Bayern step away from the title
Bawarczycy zgromadzili 74 punkty i mają cztery przewagi nad wiceliderem Borussią Dortmund i dziewięć nad jutrzejszym rywalem. Aby rozwiać wszelkie wątpliwości, Bayern musi zdobyć przynajmniej tyle samo punktów, co BVB, która podejmie o tej samej porze (godz. 14:30 GMT) Fortunę Duesseldorf.
RB Lipsk należy jednak do najtrudniejszych rywali w Bundeslidze, biorąc pod uwagę kilka ostatnich tygodni.
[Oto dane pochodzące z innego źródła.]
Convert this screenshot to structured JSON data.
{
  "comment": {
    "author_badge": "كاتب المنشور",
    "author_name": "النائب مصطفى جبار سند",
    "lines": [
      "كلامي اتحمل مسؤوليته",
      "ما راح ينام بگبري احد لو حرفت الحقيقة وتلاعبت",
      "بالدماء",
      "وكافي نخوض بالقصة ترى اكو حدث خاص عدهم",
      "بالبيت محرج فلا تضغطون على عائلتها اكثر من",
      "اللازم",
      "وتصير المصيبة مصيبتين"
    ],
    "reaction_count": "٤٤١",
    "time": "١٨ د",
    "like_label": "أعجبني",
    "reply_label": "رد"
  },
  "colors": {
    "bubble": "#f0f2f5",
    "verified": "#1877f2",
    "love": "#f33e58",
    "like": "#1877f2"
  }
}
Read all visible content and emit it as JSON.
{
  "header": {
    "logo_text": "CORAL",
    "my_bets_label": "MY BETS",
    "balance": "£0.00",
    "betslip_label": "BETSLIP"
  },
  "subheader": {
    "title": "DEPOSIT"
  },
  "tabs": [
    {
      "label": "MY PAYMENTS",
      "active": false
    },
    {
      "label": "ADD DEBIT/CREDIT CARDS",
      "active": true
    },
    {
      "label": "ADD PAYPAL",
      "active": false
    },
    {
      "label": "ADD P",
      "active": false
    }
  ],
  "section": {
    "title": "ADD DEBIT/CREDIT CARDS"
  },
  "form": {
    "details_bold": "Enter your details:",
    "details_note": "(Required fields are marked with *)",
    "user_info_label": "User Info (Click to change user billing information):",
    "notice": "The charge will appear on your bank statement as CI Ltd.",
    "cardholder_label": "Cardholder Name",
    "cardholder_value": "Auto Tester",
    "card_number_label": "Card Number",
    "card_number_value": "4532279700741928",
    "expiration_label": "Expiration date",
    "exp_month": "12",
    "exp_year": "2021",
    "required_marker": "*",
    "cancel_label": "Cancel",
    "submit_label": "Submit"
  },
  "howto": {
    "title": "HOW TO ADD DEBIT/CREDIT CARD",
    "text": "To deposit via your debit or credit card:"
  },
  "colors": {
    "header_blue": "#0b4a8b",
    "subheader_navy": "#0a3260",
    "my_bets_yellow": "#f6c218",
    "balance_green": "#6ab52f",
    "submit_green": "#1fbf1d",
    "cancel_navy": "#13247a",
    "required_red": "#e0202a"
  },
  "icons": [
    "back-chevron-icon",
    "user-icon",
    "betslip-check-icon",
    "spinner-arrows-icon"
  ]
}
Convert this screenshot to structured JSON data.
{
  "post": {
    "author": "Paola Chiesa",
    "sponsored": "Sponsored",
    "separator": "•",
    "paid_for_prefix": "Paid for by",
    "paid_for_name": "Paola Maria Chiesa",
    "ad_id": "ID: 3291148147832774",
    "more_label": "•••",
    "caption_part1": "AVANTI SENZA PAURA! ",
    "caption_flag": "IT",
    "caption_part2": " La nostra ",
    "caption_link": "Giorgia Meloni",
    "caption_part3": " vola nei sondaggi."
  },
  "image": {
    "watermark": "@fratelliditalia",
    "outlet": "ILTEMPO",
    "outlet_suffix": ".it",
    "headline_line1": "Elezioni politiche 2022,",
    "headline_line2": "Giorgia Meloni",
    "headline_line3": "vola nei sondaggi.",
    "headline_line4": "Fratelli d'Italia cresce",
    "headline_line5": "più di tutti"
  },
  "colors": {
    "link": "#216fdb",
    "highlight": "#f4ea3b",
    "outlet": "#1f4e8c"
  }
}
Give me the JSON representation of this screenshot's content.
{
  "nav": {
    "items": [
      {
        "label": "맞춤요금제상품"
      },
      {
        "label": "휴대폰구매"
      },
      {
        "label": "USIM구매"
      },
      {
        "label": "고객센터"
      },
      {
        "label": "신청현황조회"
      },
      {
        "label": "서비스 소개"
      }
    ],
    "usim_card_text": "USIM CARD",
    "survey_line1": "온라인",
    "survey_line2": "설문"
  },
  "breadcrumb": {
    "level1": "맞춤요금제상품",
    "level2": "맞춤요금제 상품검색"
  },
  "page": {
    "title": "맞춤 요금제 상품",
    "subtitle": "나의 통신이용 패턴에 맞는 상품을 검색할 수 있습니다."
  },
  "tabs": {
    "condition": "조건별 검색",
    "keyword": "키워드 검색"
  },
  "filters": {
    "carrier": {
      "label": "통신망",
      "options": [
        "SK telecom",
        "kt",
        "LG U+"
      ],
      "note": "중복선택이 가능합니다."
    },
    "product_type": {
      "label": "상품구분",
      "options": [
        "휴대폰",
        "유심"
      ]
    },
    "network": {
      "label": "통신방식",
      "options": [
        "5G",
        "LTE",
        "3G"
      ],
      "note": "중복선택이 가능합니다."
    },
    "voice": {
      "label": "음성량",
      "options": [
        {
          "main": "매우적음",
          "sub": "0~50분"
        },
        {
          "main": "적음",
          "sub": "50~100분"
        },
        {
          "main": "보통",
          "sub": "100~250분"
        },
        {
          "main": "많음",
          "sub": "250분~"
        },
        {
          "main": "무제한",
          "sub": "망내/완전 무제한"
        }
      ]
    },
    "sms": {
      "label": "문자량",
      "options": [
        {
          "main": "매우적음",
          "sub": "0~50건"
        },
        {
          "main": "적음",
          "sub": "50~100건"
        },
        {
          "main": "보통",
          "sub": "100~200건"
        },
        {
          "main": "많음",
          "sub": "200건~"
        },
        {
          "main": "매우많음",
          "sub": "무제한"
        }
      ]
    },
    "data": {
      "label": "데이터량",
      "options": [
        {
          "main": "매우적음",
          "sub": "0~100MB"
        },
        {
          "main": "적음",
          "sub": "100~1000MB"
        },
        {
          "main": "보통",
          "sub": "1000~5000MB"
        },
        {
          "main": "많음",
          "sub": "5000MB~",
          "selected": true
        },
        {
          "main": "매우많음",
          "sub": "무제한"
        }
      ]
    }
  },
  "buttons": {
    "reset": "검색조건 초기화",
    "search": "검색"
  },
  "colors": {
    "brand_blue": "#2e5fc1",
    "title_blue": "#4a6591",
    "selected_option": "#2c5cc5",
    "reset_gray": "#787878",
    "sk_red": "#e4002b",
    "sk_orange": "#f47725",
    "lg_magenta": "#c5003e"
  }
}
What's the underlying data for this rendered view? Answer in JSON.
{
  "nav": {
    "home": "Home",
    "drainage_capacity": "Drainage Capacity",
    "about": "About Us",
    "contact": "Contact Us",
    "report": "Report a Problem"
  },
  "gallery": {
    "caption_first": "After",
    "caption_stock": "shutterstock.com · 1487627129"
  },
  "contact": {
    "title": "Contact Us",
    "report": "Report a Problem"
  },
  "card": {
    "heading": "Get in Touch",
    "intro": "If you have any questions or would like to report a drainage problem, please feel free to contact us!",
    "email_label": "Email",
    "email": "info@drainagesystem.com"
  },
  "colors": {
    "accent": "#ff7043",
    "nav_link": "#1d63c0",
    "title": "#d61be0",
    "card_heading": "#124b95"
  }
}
Podopieczni Ralfa Rangnicka są niepokonani od 19 stycznia, a w ostatnich siedmiu kolejkach zdobyli 19 punktów. Lider tabeli zdaje sobie sprawę z klasy przeciwnika. "Jesteśmy przekonani, że to my będziemy mistrzami. Ale rywale wpuszczają bardzo mało goli i grają w szybkim tempie" - oświadczył obrońca Bayernu Joshua Kimmich.
Lewandowski jest blisko czwartego w karierze tytułu króla strzelców Bundesligi. Obecnie ma 22 trafienia, a najlepszy z rywali Hiszpan Paco Alcacer z BVB - 18. Polak najskuteczniejszy był także w latach 2014, 2016 i 2018.
Dortmundczycy, których piłkarzem jest Łukasz Piszczek, jeszcze przed dwoma tygodniami mieli realną szansę na mistrzostwo kraju, ale potem przegrali z Schalke 04 Gelsenkirchen 2:4, a w poprzedniej kolejce zremisowali z Werderem Brema 2:2, mimo że prowadzili dwoma bramkami. Obecnie nie tylko muszą wygrać jutro z Fortuną Duesseldorf Marcina Kamińskiego i Dawida Kownackiego oraz z Borussią Moenchengladbach w kolejny weekend, ale też liczyć na to, że Bayern w meczach z RB Lipsk i Eintrachtem Frankfurt zdobędzie najwyżej punkt. "Mistrzostwo rozstrzygnie się dopiero w ostatniej kolejce" - zapowiedział szef Borussii Dortmund Hans-Joachim Watzke.
Dyrektor sportowy Michael Zorc dodał, że jego klub czerpie inspiracje z tego, co w tym tygodniu osiągnęły Liverpool i Tottenham. Oba angielskie zespoły w pozornie beznadziejnych sytuacjach potrafiły odrobić straty i awansowały do finału Ligi Mistrzów. "Moc i dynamika były w tych meczach wzorowe. Sprawiły, że wszystkich jeszcze bardziej ciągnie do futbolu" - ocenił.